En suite de cette décision, la société forme un pourvoi en cassation.
A l’appui de son pourvoi, la société prétend que la cession de parts sociales intervenues en 2004 avait fait perdre à l’associé sa qualité d’associé et avait entraîné la clôture du compte courant, date à partir de laquelle il fallait décompter la prescription, de sorte que celle-ci était acquise lorsqu’il avait agi en 2016.
Mais la Chambre Commerciale de la Haute Cour ne va pas suivre la société dans son argumentation.
Soulignant que le compte courant créditeur d’un associé s’analyse en un prêt consenti par l’associé à la société, et, qu’en l’absence de terme spécifié, l’avance ainsi consentie constitue un prêt à durée indéterminée dont le remboursement peut être sollicité à tout moment,
Et soulignant que les qualités d’associé et de prêteur de l’associé titulaire du compte sont indépendantes, de sorte que la cession des titres par un associé n’emporte pas cession de son compte courant ni non plus sa clôture, l’associé cédant conservant sa qualité de créancier de la société,
La Chambre Commerciale de la Haute Cour rappelle que le délai de prescription de l’action en remboursement du solde créditeur du compte courant ne courre qu’à compter du jour où l’associé cédant en demande le remboursement, ce qui le rend alors exigible.

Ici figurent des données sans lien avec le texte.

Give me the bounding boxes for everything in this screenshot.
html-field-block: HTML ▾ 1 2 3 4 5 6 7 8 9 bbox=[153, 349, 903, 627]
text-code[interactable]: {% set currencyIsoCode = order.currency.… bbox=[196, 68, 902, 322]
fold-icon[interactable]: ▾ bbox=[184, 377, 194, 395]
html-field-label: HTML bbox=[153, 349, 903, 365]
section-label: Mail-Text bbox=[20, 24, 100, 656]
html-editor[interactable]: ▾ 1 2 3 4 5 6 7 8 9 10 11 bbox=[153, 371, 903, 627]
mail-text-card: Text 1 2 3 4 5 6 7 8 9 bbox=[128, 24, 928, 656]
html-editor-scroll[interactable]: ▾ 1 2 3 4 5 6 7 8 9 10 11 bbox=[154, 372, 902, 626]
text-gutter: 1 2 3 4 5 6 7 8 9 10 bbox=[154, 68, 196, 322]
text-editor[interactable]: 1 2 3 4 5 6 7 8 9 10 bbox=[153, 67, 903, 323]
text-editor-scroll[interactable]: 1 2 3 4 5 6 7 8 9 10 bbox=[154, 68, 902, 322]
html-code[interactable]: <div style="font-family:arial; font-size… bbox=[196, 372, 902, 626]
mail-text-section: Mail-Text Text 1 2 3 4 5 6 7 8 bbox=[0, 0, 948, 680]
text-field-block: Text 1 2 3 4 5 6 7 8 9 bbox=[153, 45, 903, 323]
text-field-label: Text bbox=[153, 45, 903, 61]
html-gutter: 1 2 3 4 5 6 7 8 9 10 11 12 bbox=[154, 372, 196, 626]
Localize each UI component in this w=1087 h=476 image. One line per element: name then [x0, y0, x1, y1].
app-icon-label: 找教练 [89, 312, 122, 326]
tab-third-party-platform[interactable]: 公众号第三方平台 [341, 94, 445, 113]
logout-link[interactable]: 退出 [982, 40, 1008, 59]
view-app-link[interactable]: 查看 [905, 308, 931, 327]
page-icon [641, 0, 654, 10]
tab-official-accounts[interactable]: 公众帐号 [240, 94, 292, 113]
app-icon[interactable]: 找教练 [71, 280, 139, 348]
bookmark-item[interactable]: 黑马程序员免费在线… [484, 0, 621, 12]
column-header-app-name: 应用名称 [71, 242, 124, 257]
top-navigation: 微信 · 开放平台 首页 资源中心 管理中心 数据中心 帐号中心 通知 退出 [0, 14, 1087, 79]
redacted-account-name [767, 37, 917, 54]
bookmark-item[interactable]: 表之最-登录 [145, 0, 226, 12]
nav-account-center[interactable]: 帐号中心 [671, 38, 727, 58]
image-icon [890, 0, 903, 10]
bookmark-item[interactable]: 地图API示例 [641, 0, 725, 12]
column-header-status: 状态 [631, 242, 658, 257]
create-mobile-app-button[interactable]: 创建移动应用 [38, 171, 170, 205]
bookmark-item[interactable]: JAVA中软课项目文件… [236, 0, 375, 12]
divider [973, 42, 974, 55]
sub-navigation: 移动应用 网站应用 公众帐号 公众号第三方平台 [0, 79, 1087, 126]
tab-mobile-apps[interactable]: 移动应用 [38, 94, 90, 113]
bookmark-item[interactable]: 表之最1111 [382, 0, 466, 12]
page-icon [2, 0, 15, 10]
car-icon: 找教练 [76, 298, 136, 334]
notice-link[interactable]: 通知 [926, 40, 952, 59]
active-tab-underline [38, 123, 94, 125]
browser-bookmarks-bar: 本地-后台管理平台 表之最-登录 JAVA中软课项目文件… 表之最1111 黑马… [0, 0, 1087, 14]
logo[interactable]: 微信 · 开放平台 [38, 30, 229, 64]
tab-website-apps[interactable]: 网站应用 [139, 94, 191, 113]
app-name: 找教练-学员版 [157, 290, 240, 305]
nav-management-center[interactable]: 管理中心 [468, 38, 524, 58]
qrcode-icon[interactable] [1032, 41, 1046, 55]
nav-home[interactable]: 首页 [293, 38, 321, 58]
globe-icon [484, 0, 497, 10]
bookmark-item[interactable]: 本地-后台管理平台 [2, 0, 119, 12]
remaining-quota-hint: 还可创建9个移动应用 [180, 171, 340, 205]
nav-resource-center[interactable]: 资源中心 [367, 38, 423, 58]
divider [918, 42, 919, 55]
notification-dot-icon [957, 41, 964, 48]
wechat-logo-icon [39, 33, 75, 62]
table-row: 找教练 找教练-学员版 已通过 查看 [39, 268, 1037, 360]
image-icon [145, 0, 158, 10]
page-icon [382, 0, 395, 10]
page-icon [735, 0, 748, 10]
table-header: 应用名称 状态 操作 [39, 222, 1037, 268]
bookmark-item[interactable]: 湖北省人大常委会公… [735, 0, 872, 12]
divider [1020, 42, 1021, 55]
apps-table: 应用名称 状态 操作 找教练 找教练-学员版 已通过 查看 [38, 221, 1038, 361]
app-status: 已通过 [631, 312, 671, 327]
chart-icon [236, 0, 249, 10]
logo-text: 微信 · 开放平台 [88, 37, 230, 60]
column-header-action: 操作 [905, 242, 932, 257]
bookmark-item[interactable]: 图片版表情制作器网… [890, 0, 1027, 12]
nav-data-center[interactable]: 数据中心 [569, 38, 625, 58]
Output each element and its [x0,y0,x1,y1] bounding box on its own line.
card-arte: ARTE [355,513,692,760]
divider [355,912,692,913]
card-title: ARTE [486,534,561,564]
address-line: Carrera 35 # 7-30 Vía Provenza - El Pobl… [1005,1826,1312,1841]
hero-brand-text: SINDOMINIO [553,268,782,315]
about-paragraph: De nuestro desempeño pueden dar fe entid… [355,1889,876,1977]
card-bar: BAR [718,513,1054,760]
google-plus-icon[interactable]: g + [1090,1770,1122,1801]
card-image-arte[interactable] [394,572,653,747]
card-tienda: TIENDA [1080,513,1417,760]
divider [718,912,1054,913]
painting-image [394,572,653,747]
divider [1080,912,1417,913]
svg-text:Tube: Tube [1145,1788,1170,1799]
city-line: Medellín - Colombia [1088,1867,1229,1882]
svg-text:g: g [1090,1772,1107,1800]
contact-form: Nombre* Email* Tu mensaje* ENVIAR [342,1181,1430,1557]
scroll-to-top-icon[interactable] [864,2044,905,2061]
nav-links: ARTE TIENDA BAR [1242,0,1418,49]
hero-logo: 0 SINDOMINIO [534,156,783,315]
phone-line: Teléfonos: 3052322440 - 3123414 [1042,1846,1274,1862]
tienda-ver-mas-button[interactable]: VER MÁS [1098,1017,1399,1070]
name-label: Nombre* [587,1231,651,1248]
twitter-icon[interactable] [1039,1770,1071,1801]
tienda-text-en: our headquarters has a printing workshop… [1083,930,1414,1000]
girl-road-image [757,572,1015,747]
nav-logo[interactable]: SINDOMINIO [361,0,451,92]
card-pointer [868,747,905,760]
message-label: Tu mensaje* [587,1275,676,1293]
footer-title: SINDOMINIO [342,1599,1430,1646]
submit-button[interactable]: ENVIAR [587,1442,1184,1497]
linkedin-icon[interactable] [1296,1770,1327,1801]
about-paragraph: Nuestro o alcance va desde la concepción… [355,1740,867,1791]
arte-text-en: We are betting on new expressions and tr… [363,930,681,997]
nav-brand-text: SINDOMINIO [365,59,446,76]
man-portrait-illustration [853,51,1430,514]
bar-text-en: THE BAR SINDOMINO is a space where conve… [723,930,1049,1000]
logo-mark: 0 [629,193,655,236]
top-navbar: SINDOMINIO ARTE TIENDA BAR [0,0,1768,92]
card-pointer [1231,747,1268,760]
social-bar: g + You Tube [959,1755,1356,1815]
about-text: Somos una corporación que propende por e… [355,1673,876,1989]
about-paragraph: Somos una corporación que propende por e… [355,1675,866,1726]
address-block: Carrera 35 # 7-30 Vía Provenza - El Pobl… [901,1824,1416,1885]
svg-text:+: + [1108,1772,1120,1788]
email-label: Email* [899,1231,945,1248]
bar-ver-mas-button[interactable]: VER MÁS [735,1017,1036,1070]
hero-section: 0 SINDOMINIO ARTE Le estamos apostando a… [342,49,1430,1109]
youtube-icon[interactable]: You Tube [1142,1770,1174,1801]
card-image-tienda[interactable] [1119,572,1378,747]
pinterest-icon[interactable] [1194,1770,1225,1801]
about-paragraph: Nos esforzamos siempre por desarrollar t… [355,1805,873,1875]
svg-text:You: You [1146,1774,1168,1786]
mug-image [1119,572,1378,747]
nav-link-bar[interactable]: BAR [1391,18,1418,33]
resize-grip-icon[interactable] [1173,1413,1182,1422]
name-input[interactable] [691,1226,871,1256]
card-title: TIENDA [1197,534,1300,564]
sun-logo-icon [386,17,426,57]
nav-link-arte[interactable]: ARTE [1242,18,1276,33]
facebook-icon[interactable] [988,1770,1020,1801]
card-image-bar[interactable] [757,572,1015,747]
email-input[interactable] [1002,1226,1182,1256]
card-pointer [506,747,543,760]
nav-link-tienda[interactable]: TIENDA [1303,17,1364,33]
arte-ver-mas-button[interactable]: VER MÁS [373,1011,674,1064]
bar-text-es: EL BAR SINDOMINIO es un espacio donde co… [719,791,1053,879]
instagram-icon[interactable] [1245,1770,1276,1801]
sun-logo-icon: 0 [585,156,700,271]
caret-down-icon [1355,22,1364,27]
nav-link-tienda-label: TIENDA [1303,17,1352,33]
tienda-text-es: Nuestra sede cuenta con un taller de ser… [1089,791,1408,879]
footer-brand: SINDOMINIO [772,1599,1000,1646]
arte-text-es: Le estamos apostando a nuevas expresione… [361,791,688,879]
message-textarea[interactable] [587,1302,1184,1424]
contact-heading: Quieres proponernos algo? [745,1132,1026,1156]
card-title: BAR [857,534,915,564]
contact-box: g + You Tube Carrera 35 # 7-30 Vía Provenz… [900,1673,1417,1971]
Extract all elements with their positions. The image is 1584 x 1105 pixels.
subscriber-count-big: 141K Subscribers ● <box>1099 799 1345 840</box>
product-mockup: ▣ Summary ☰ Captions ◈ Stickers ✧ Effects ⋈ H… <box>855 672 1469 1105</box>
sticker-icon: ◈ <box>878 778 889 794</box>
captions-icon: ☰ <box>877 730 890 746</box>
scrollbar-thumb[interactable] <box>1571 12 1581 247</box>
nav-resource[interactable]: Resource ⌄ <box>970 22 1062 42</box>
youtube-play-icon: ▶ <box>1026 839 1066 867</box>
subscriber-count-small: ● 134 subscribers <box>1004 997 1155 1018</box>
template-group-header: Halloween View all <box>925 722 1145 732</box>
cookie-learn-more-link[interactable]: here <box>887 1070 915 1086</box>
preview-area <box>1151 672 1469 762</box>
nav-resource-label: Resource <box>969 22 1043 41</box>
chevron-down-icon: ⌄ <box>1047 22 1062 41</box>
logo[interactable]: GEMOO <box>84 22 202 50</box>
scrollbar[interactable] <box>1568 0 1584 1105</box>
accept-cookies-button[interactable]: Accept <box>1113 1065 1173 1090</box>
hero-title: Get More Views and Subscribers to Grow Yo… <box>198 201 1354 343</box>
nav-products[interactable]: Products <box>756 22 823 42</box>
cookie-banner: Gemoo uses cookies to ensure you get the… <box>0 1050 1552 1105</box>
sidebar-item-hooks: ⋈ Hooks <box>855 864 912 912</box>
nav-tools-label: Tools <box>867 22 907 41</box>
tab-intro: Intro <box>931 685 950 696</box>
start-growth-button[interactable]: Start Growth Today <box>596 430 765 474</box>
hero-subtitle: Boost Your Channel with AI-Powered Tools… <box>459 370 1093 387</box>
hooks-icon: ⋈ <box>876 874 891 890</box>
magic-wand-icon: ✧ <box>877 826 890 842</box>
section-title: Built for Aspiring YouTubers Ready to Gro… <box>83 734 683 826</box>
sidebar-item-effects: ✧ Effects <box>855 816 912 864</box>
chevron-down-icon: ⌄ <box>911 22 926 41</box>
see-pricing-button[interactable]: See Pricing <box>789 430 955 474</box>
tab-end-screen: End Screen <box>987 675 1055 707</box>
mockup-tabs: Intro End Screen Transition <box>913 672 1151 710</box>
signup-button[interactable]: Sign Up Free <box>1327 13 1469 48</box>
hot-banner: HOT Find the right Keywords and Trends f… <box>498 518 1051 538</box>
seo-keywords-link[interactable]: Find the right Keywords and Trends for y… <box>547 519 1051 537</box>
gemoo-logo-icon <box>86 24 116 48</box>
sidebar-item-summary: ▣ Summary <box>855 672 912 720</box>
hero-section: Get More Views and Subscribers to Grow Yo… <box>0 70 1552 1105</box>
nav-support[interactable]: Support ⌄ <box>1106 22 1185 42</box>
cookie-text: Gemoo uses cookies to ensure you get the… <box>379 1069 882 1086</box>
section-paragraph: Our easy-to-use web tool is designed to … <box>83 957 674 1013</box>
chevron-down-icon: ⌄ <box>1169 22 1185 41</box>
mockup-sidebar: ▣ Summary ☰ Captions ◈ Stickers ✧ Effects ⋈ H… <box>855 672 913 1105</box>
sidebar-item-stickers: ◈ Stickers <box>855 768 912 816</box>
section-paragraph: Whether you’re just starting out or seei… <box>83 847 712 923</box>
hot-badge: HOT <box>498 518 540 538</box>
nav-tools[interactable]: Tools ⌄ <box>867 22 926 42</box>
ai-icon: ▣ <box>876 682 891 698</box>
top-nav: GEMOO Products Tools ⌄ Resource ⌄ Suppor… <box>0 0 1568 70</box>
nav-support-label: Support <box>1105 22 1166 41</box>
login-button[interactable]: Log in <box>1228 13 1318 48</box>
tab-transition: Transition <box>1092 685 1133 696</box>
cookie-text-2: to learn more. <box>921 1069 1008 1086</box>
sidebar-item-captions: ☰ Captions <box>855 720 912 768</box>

Par suite, la Cour d’Appel en a exactement déduit que la cession de ses titres par l’associé n’avait pas eu d’incidence sur la possibilité pour celui-ci de solliciter le remboursement de son compte courant et que le délai de prescription de l’action en paiement de son solde n’avait couru qu’à compter du 5 juin 2013, date de la demande en remboursement adressée à la société, et que par suite l’action introduite le 27 décembre 2016 n’était pas prescrite.
Par suite, la Chambre Commerciale de la Haute Cour rejette le pourvoi.